Gisteravond toonden de drie finalisten van het Leids Cabaret Festival een afwisselende combinatie van gedegen cabaretvormen. De muzikale optredens van Gavin Reijnders en Senne Guns legden het af tegen de veelzijdige comedy van Jasper van der Veen. Hij ontving in de Leidse Schouwburg zowel de jury- als de publieksprijs van de 41ste editie van het BNNVARA Leids Cabaret Festival. De nieuwe Studentenjuryprijs, een bedrag van duizend euro, ging naar halve finalist Vlamousse, bestaande uit Brigitte van Bakel en Maya van As.

De drie optredens zijn in het bijzonder afwisselend, omdat ze voortkomen uit verschillende levensfasen. Reijnders is een jonge student op zoek naar liefde, Van der Veen moet zijn eerste volwassen beslissingen nemen over huizen kopen en kinderen krijgen, en Guns probeert als kersverse vader zonder succes zijn dochters aan te kleden voor school en ziet de kringloop van het leven aan zich voorbijgaan. De jury merkt op dat er zoals altijd weinig engagement in de programma’s zit, en dat ze voornamelijk keuzestress uit de persoonlijke leefwereld behandelen.

Winnaar Jasper van der Veen is de tweede act, en met zijn opkomst verandert de aftastende sfeer die Reijnders nog niet helemaal van zich af weet te schudden. Van der Veen domineert het podium en gooit direct met drie komische voorbeelden de lijntjes uit voor zijn comedyprogramma, gecentreerd rond zijn generatie. Hij is een fysieke cabaretier, die de afwisseling zoekt met goede imitaties, en volgens de jury elke avond een ander programma kan spelen. Omdat hij boven zijn materiaal staat, heeft hij er ook geen moeite mee om de klimaatspijbelaars in zijn optreden te verwerken, met een overtuigende parallel tussen liggende pubers en het struisvogelgedrag van zijn generatie.

Alle lijntjes verbindt hij uiteindelijk in de behoeftepyramide van Maslow. De inzet van een wetenschappelijke theorie voelt een beetje afgekeken van het filosofische cabaret van Tim Fransen, maar hij weet er wel een interessante gedachtegang aan te plakken. De obsessie met gezond eten en mooie lichamen is wat Van der Veen betreft vluchtgedrag van onze maatschappelijke verantwoordelijkheid om het milieu te redden. Zo toont hij zich een opmerkzame en betrokken comedian, die wat de jury betreft nog een hele tijd mee kan.

Zijn grootste concurrent is de muzikale Senne Guns.
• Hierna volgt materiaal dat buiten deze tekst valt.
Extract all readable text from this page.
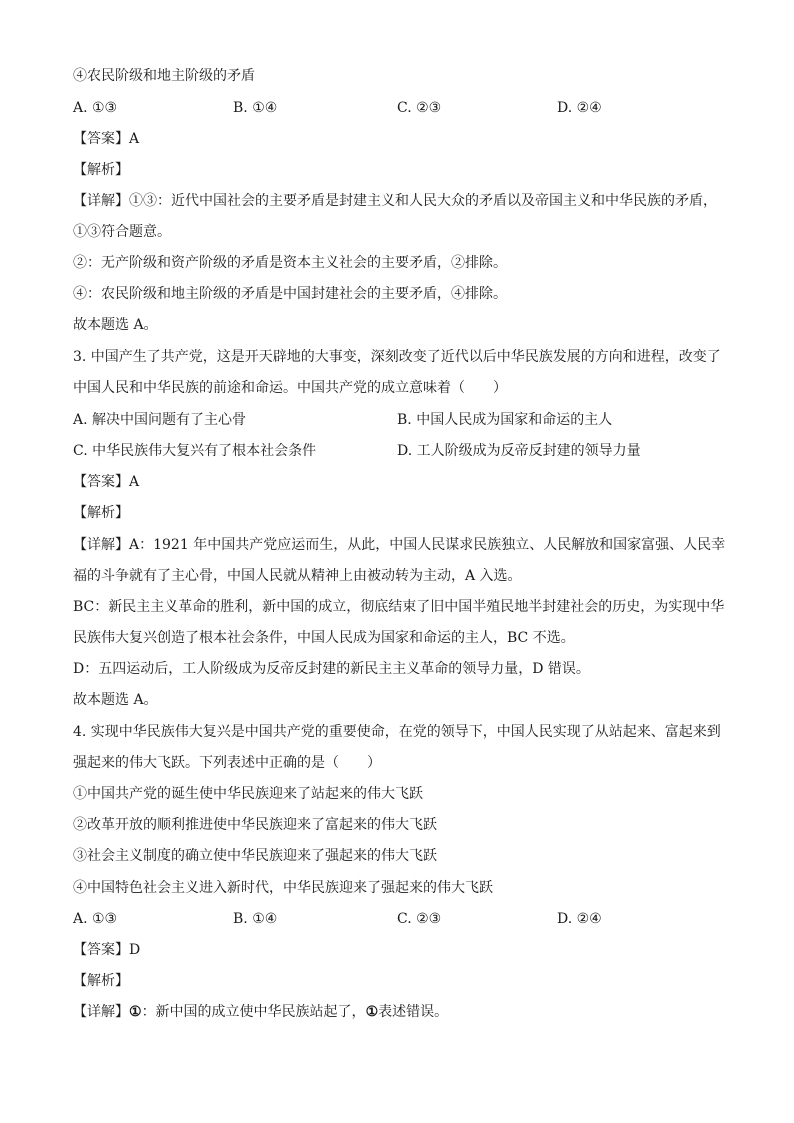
④农民阶级和地主阶级的矛盾
A. ①③	B. ①④	C. ②③	D. ②④
【答案】A
【解析】
【详解】①③：近代中国社会的主要矛盾是封建主义和人民大众的矛盾以及帝国主义和中华民族的矛盾，
①③符合题意。
②：无产阶级和资产阶级的矛盾是资本主义社会的主要矛盾，②排除。
④：农民阶级和地主阶级的矛盾是中国封建社会的主要矛盾，④排除。
故本题选 A。
3. 中国产生了共产党，这是开天辟地的大事变，深刻改变了近代以后中华民族发展的方向和进程，改变了
中国人民和中华民族的前途和命运。中国共产党的成立意味着（　　）
A. 解决中国问题有了主心骨	B. 中国人民成为国家和命运的主人
C. 中华民族伟大复兴有了根本社会条件	D. 工人阶级成为反帝反封建的领导力量
【答案】A
【解析】
【详解】A：1921 年中国共产党应运而生，从此，中国人民谋求民族独立、人民解放和国家富强、人民幸
福的斗争就有了主心骨，中国人民就从精神上由被动转为主动，A 入选。
BC：新民主主义革命的胜利，新中国的成立，彻底结束了旧中国半殖民地半封建社会的历史，为实现中华
民族伟大复兴创造了根本社会条件，中国人民成为国家和命运的主人，BC 不选。
D：五四运动后，工人阶级成为反帝反封建的新民主主义革命的领导力量，D 错误。
故本题选 A。
4. 实现中华民族伟大复兴是中国共产党的重要使命，在党的领导下，中国人民实现了从站起来、富起来到
强起来的伟大飞跃。下列表述中正确的是（　　）
①中国共产党的诞生使中华民族迎来了站起来的伟大飞跃
②改革开放的顺利推进使中华民族迎来了富起来的伟大飞跃
③社会主义制度的确立使中华民族迎来了强起来的伟大飞跃
④中国特色社会主义进入新时代，中华民族迎来了强起来的伟大飞跃
A. ①③	B. ①④	C. ②③	D. ②④
【答案】D
【解析】
【详解】①：新中国的成立使中华民族站起了，①表述错误。
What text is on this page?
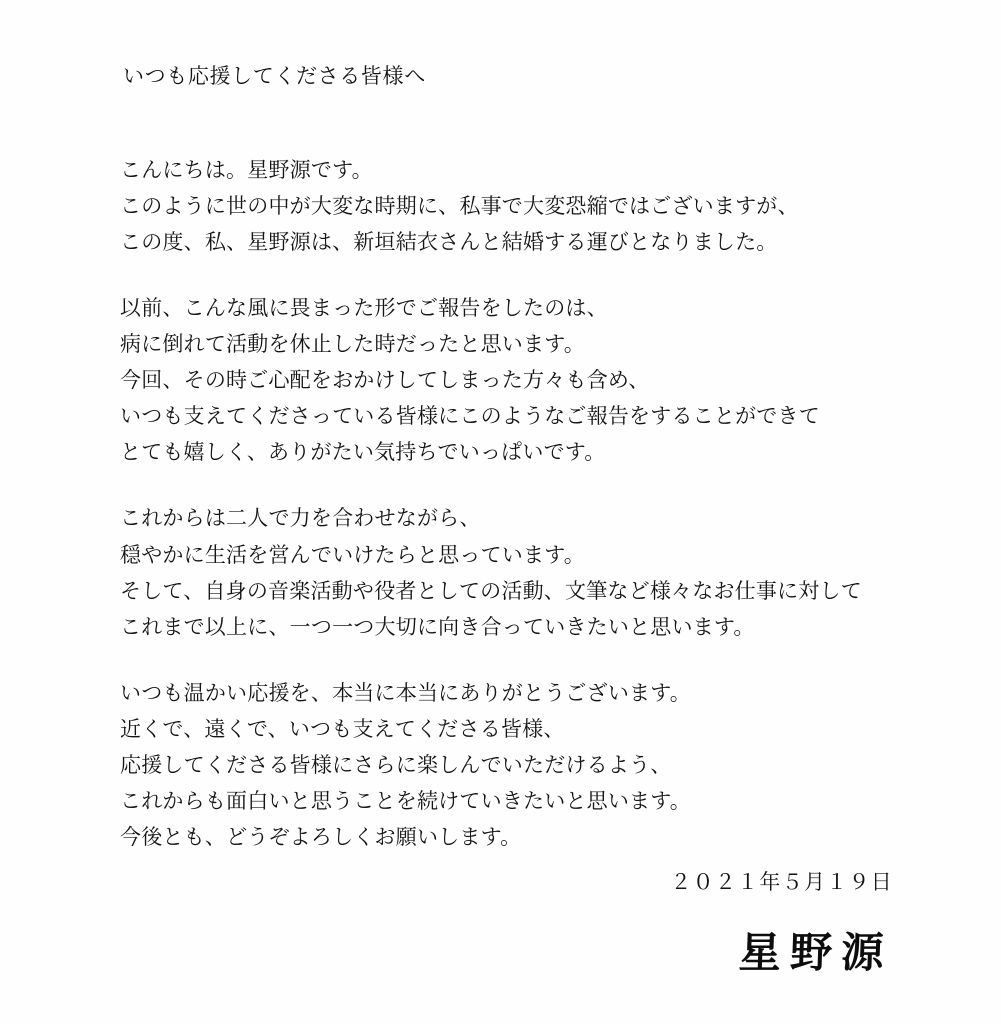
いつも応援してくださる皆様へ

こんにちは。星野源です。
このように世の中が大変な時期に、私事で大変恐縮ではございますが、
この度、私、星野源は、新垣結衣さんと結婚する運びとなりました。
以前、こんな風に畏まった形でご報告をしたのは、
病に倒れて活動を休止した時だったと思います。
今回、その時ご心配をおかけしてしまった方々も含め、
いつも支えてくださっている皆様にこのようなご報告をすることができて
とても嬉しく、ありがたい気持ちでいっぱいです。
これからは二人で力を合わせながら、
穏やかに生活を営んでいけたらと思っています。
そして、自身の音楽活動や役者としての活動、文筆など様々なお仕事に対して
これまで以上に、一つ一つ大切に向き合っていきたいと思います。
いつも温かい応援を、本当に本当にありがとうございます。
近くで、遠くで、いつも支えてくださる皆様、
応援してくださる皆様にさらに楽しんでいただけるよう、
これからも面白いと思うことを続けていきたいと思います。
今後とも、どうぞよろしくお願いします。
２０２１年５月１９日
星野源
Hij wordt in het juryrapport vergeleken met een jonge Herman Finkers of Robert Long. Dat komt door zijn snor, bruine krullen en wijd uitlopende pijpen, maar ook door zijn fraaie accent (Guns komt uit Gent). Als bonus blijkt hij professioneel pianist te zijn, en uitstekend te kunnen zingen terwijl hij Mozart speelt. Hij kan meeslepend vertellen, en blijkt ook een vrij ondeugende inslag te hebben. Met zijn bedaarde, ongevaarlijke uitstraling komt hij weg met de platste fantasieën over bijvoorbeeld ‘bewusteloze vrijdag’, een dag waarop niemand zich bewust is van gedragscodes. De meeste indruk maakt hij met zijn lieve slotnummer, een liefdesliedje met melancholische heimwee naar vroeger, waaruit blijkt dat hij ook zelf kan componeren.

De eenentwintigjarige Gavin Reijnders neemt de taak op zich de vrouwelijke energie in de finale te brengen. Hij schaart zich tussen de meiden, dweept met High School Musical en funnies in de hagelslag, schenkt zich een roseetje in en speelt op zijn gitaartje swingende popliedjes over knappe jongens. Hij neemt de heteroseksuele #nohomobrohug op de hak en staat op de bres voor homoseksuele romantiek in het openbaar met het wensliedje ‘Romantiek is voor hetero’s’. Een piepjong talent, dat lekker veel welverdiende meters mag maken in de finalistentour.

De vakjury bestond dit jaar uit Erik Vermeulen (redacteur theater bij DWDD), Lieke Jordens (programmeur Stadsschouwburg Nijmegen en Concertgebouw de Veereniging), Joy Kreiken (assistent programmeur Zwolse Theaters) en Steven Peters (dramaturg en voormalig programmeur Stadsschouwburg Utrecht). De studentenjury bestond uit vertegenwoordigers van L.S.V. Minerva, A.L.S.V. Quintus, L.V.V.S. Augustinus en SSR-Leiden.